A/N: This was actually written for a prompt (Memories/subprompt Purple) in the Last Author Standing competition over at Livejournal. I did NOT submit this story, though. I wrote two and chose the other one (I may regret that, actually). Hope you all like this one, though! I'll post the one I submitted in a couple of weeks after the voting is done over at LJ (hint, hint: go vote!) Thanks.
Guarding the Survivors
Ianto found himself at Tosh's empty desk, holding a cup of coffee prepared just the way she liked it. He glanced around, looking for something left, but they had been thorough when they packed away their teammates' lives. There was only the dark screen, the empty chair, the barren desk. He sat, sipping the coffee out of her mug, cringing at how sweet the drink was.
He fiddled with the mouse, remembering how Owen would disconnect it and hide it, eliciting growls and laughter from her. Ianto missed her laughter more than he expected to.
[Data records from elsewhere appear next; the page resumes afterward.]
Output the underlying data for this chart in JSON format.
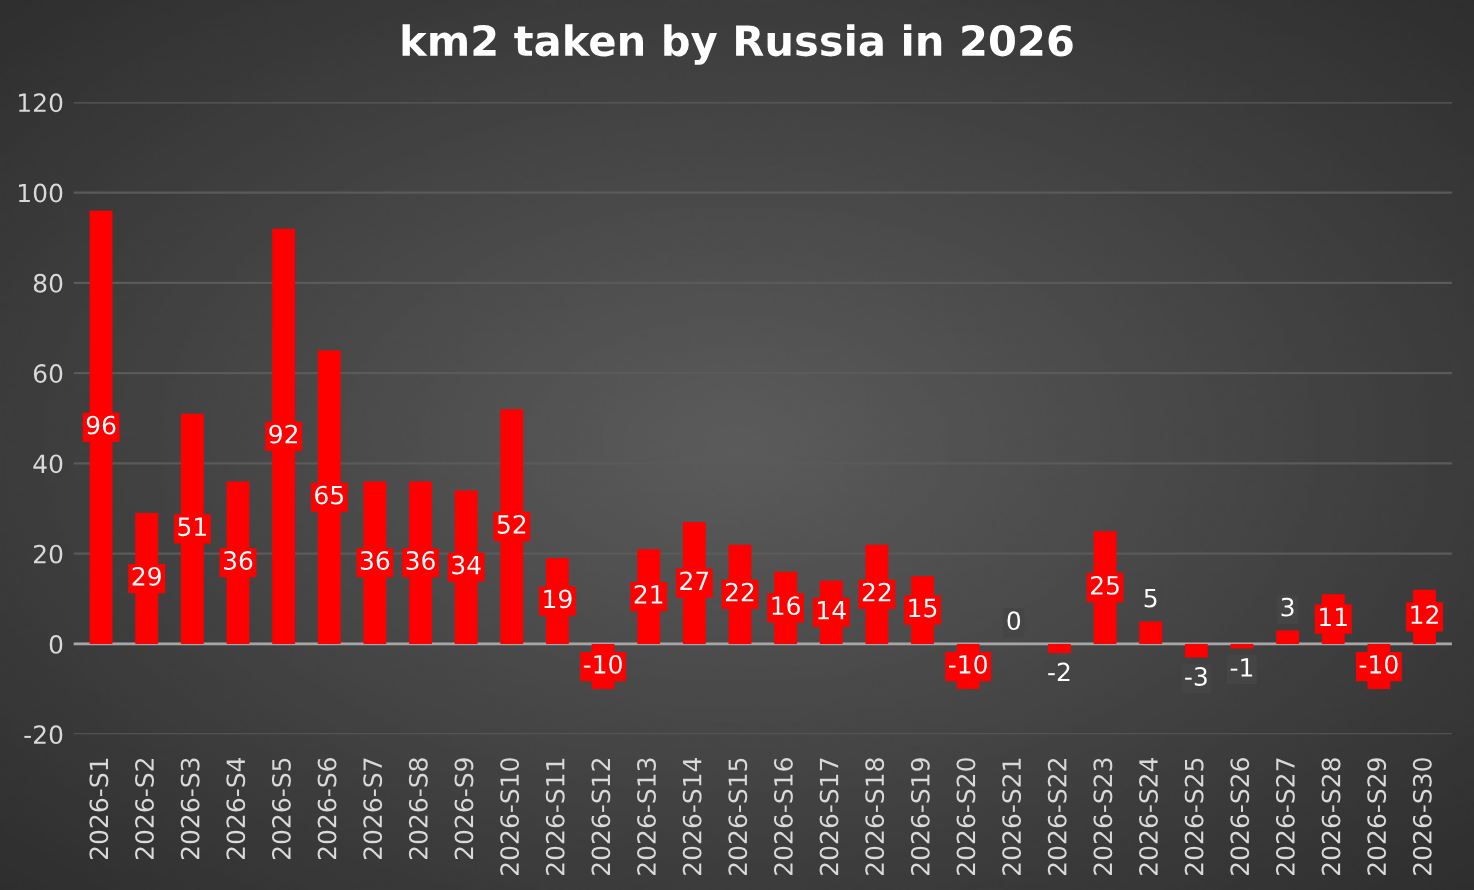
{
  "chart_data": {
    "type": "bar",
    "title": "km2 taken by Russia in 2026",
    "categories": [
      "2026-S1",
      "2026-S2",
      "2026-S3",
      "2026-S4",
      "2026-S5",
      "2026-S6",
      "2026-S7",
      "2026-S8",
      "2026-S9",
      "2026-S10",
      "2026-S11",
      "2026-S12",
      "2026-S13",
      "2026-S14",
      "2026-S15",
      "2026-S16",
      "2026-S17",
      "2026-S18",
      "2026-S19",
      "2026-S20",
      "2026-S21",
      "2026-S22",
      "2026-S23",
      "2026-S24",
      "2026-S25",
      "2026-S26",
      "2026-S27",
      "2026-S28",
      "2026-S29",
      "2026-S30"
    ],
    "values": [
      96,
      29,
      51,
      36,
      92,
      65,
      36,
      36,
      34,
      52,
      19,
      -10,
      21,
      27,
      22,
      16,
      14,
      22,
      15,
      -10,
      0,
      -2,
      25,
      5,
      -3,
      -1,
      3,
      11,
      -10,
      12
    ],
    "color": "#ff0000",
    "data_labels": true,
    "ylim": [
      -20,
      120
    ],
    "yticks": [
      -20,
      0,
      20,
      40,
      60,
      80,
      100,
      120
    ],
    "grid": "y"
  }
}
Laughter's not what he thought of first with Tosh, though. He thought first of brilliance, light that was so bright that some days, when she was on to something, the Hub seemed to glow. She would sit, hunched over at her desk, wordlessly accepting caffeine, scribbling, typing, and sometimes even muttering to herself.
As he sat in her chair he could hear her, the clap she'd always give when she'd figured it out, the shout of "Jack, I think I've got it!" and Jack's reply, "All right, Toshiko, show me what you've got."
He drank, he tipped the chair back, and looked up to see Jack, watching from the railing above, sipping his own drink and offering Ianto a small nod, as if he had heard it, too.
Gwen found herself sitting on the steps to the autopsy bay, sipping a cup of her own coffee, running her fingers over the purple silk shirt that Rhys had surprised her with one day, obviously not aware of what purple silk might mean to her. She pulled her arm to her nose and inhaled, wishing she could smell Owen on it the way she could when she had woken in his apartment those few times they found relief in each others' arms.
The affair wasn't what she thought of first with Owen, though. His sharp, acerbic wit, his hidden compassion, his obvious passion for his work, those things she thought of first. The memories of sex would simply slip in once she started thinking of him.
As she sat on the concrete steps she could hear him, growling at whoever bothered him, throwing tools around in his frenzy of discovery, shouting out "Found it, Jack!" and Jack leaning against the railing, one foot up, replying "What is it, Owen?"
She sipped her drink and ran her fingers over the railing next to her on the steps, looking up to find Jack in his familiar pose, giving her a nod, as if he had heard it, too.
Jack found himself watching his two survivors closely as they wandered through their grief, stopping in the familiar places of their colleagues lives, obviously clinging to whatever they could still see, hear, feel about the ones they'd lost. He heard what they heard, and he certainly felt what they felt, and he watched, guarding them for when they were ready to emerge, ready to start again, from the end.